According to court filings, Didenko built and operated a website called UpWorkSell that sold or rented stolen American identities to foreign IT workers, including North Koreans, enabling them to pose as legitimate candidates for remote information technology jobs at U.S. companies.

Prosecutors said the scheme involved:

• Stealing personal information of U.S. citizens and using it to create fraudulent online profiles;
• Operating networks of computers (“laptop farms”) in the United States and abroad — including in states such as Virginia, Tennessee, and California, as well as in Ukraine and Ecuador — to make it appear that remote workers were physically located in the U.S.; and
• Using the fraudulent identities to secure remote employment with at least 40 U.S. firms, often in high-paying technical positions.

During the course of the operation, the Justice Department says Didenko oversaw more than 870 proxy identities and coordinated with accomplices who hosted equipment that masked the true locations of the remote workers.

Consequences and Additional Penalties

In addition to his 60-month prison term, Didenko agreed to forfeit over $1.4 million in cash and cryptocurrency connected to the scheme, as well as pay nearly $47,000 in restitution.

Investigators emphasized that the fraud didn’t just harm individual Americans whose identities were stolen — it also breached corporate trust and security, undermining hiring processes and potentially exposing companies to theft of intellectual property and confidential data.

Officials noted that the workers who ultimately benefited from the stolen identities sent much of their earnings back to North Korea, where such funds are believed to help finance the regime’s weapons programs and other sanctioned activities.

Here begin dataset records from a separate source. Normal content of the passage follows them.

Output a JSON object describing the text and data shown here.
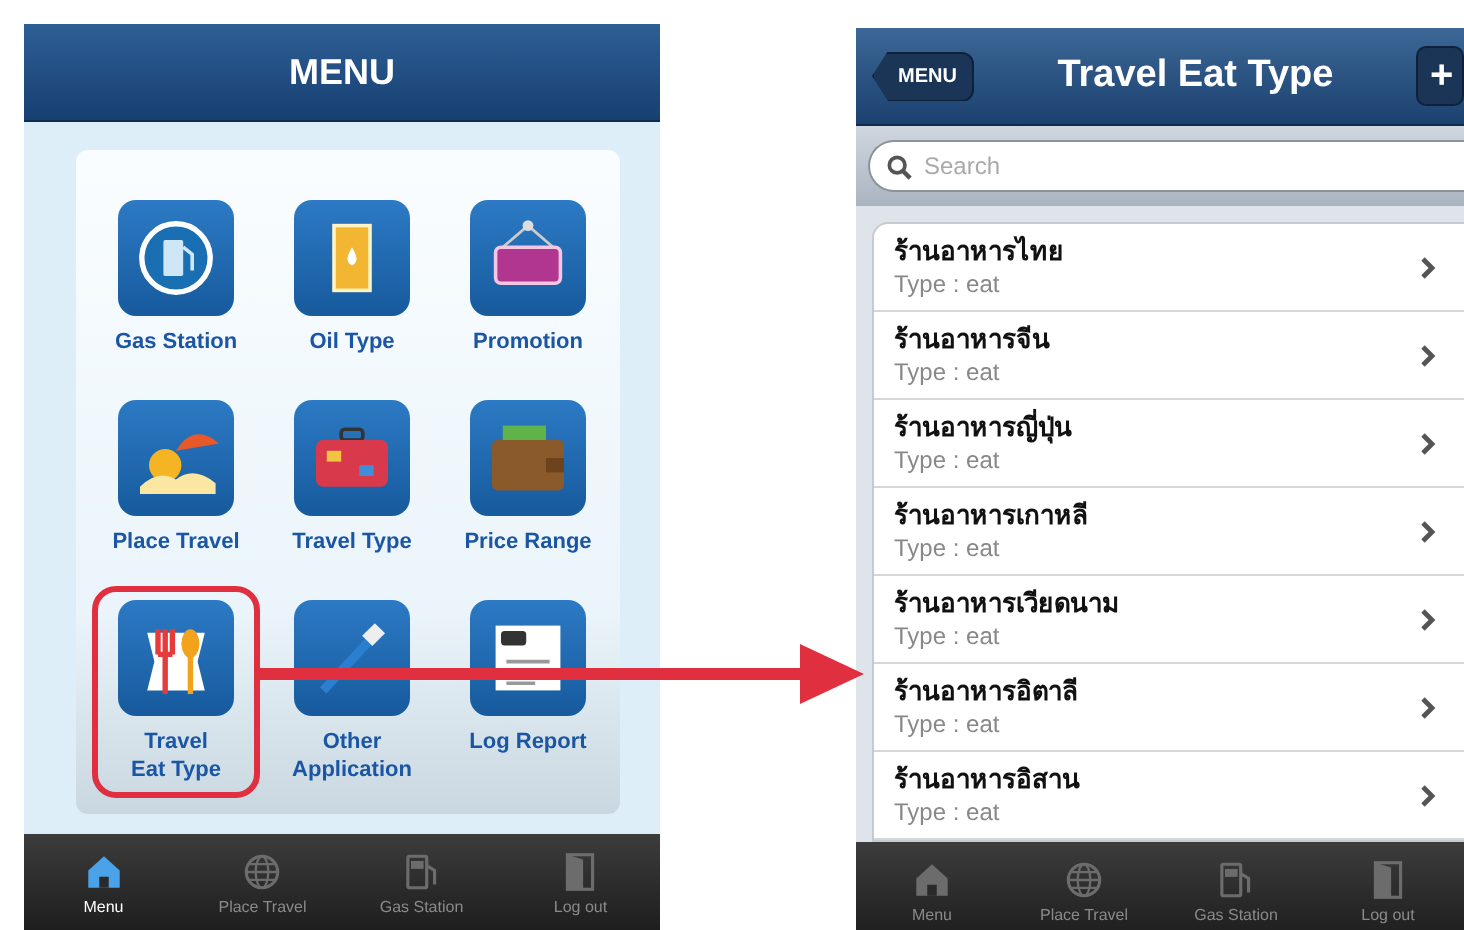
{
  "menu_screen": {
    "title": "MENU",
    "items": [
      {
        "label": "Gas Station",
        "kind": "gas",
        "highlighted": false
      },
      {
        "label": "Oil Type",
        "kind": "oil",
        "highlighted": false
      },
      {
        "label": "Promotion",
        "kind": "promo",
        "highlighted": false
      },
      {
        "label": "Place Travel",
        "kind": "place",
        "highlighted": false
      },
      {
        "label": "Travel Type",
        "kind": "suitcase",
        "highlighted": false
      },
      {
        "label": "Price Range",
        "kind": "wallet",
        "highlighted": false
      },
      {
        "label": "Travel\nEat Type",
        "kind": "eat",
        "highlighted": true
      },
      {
        "label": "Other\nApplication",
        "kind": "other",
        "highlighted": false
      },
      {
        "label": "Log Report",
        "kind": "log",
        "highlighted": false
      }
    ],
    "tab_bar": [
      {
        "label": "Menu",
        "kind": "home",
        "selected": true
      },
      {
        "label": "Place Travel",
        "kind": "globe",
        "selected": false
      },
      {
        "label": "Gas Station",
        "kind": "pump",
        "selected": false
      },
      {
        "label": "Log out",
        "kind": "door",
        "selected": false
      }
    ]
  },
  "list_screen": {
    "back_button": "MENU",
    "title": "Travel Eat Type",
    "add_button": "+",
    "search": {
      "placeholder": "Search"
    },
    "rows": [
      {
        "title": "ร้านอาหารไทย",
        "subtitle": "Type : eat"
      },
      {
        "title": "ร้านอาหารจีน",
        "subtitle": "Type : eat"
      },
      {
        "title": "ร้านอาหารญี่ปุ่น",
        "subtitle": "Type : eat"
      },
      {
        "title": "ร้านอาหารเกาหลี",
        "subtitle": "Type : eat"
      },
      {
        "title": "ร้านอาหารเวียดนาม",
        "subtitle": "Type : eat"
      },
      {
        "title": "ร้านอาหารอิตาลี",
        "subtitle": "Type : eat"
      },
      {
        "title": "ร้านอาหารอิสาน",
        "subtitle": "Type : eat"
      }
    ],
    "tab_bar": [
      {
        "label": "Menu",
        "kind": "home",
        "selected": false
      },
      {
        "label": "Place Travel",
        "kind": "globe",
        "selected": false
      },
      {
        "label": "Gas Station",
        "kind": "pump",
        "selected": false
      },
      {
        "label": "Log out",
        "kind": "door",
        "selected": false
      }
    ]
  }
}
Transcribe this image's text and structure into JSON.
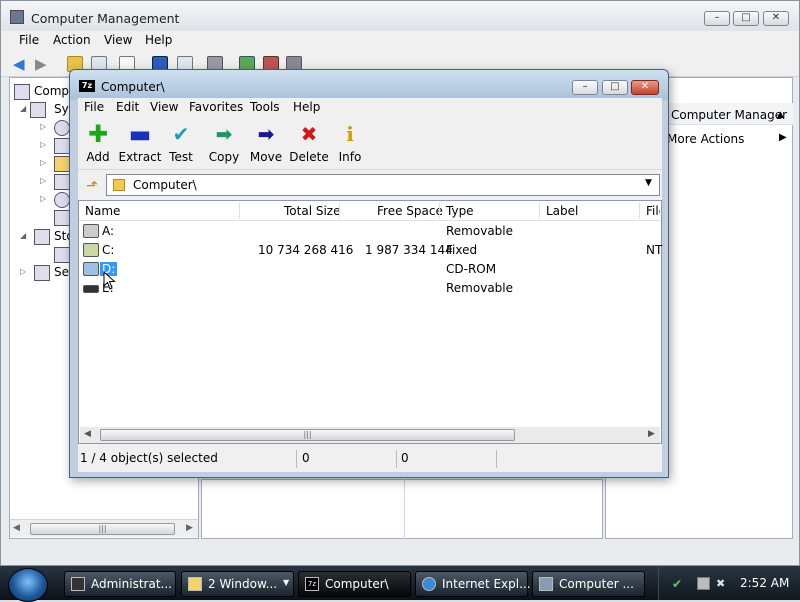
{
  "cm": {
    "title": "Computer Management",
    "menu": [
      "File",
      "Action",
      "View",
      "Help"
    ],
    "tree": [
      {
        "label": "Computer"
      },
      {
        "label": "System Tools"
      },
      {
        "label": ""
      },
      {
        "label": ""
      },
      {
        "label": ""
      },
      {
        "label": ""
      },
      {
        "label": ""
      },
      {
        "label": ""
      },
      {
        "label": "Storage"
      },
      {
        "label": ""
      },
      {
        "label": "Services"
      }
    ],
    "actions": {
      "header": "Computer Manager",
      "sub": "More Actions"
    }
  },
  "z": {
    "title": "Computer\\",
    "menu": [
      "File",
      "Edit",
      "View",
      "Favorites",
      "Tools",
      "Help"
    ],
    "toolbar": [
      {
        "label": "Add",
        "icon": "plus-icon",
        "color": "#1aa81a"
      },
      {
        "label": "Extract",
        "icon": "minus-icon",
        "color": "#1a33b8"
      },
      {
        "label": "Test",
        "icon": "check-icon",
        "color": "#1aa0b0"
      },
      {
        "label": "Copy",
        "icon": "copy-arrow-icon",
        "color": "#1a9a60"
      },
      {
        "label": "Move",
        "icon": "move-arrow-icon",
        "color": "#1a1a90"
      },
      {
        "label": "Delete",
        "icon": "x-icon",
        "color": "#d01818"
      },
      {
        "label": "Info",
        "icon": "info-icon",
        "color": "#c8a000"
      }
    ],
    "address": "Computer\\",
    "columns": [
      "Name",
      "Total Size",
      "Free Space",
      "Type",
      "Label",
      "File System"
    ],
    "rows": [
      {
        "name": "A:",
        "total": "",
        "free": "",
        "type": "Removable",
        "fs": ""
      },
      {
        "name": "C:",
        "total": "10 734 268 416",
        "free": "1 987 334 144",
        "type": "Fixed",
        "fs": "NT"
      },
      {
        "name": "D:",
        "total": "",
        "free": "",
        "type": "CD-ROM",
        "fs": ""
      },
      {
        "name": "E:",
        "total": "",
        "free": "",
        "type": "Removable",
        "fs": ""
      }
    ],
    "status": {
      "selected": "1 / 4 object(s) selected",
      "size": "0",
      "packed": "0"
    }
  },
  "taskbar": {
    "tasks": [
      "Administrat...",
      "2 Window...",
      "Computer\\",
      "Internet Expl...",
      "Computer ..."
    ],
    "clock": "2:52 AM"
  },
  "colors": {
    "selection": "#3399ff",
    "close_button": "#c4422c"
  }
}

Part of a Broader Pattern of Abuse

This conviction is one of several recent federal actions targeting individuals who helped North Korean IT workers infiltrate Western companies. In late 2025, multiple accomplices — including U.S. citizens — pleaded guilty in related cases involving similar schemes that used real and fabricated identities to secure remote employment at American firms.

The Department of Justice has characterized these cases as part of an ongoing effort to disrupt what authorities call the North Korean remote worker scheme — a global, clandestine effort by Pyongyang to exploit remote work opportunities for financial gain and intelligence activities.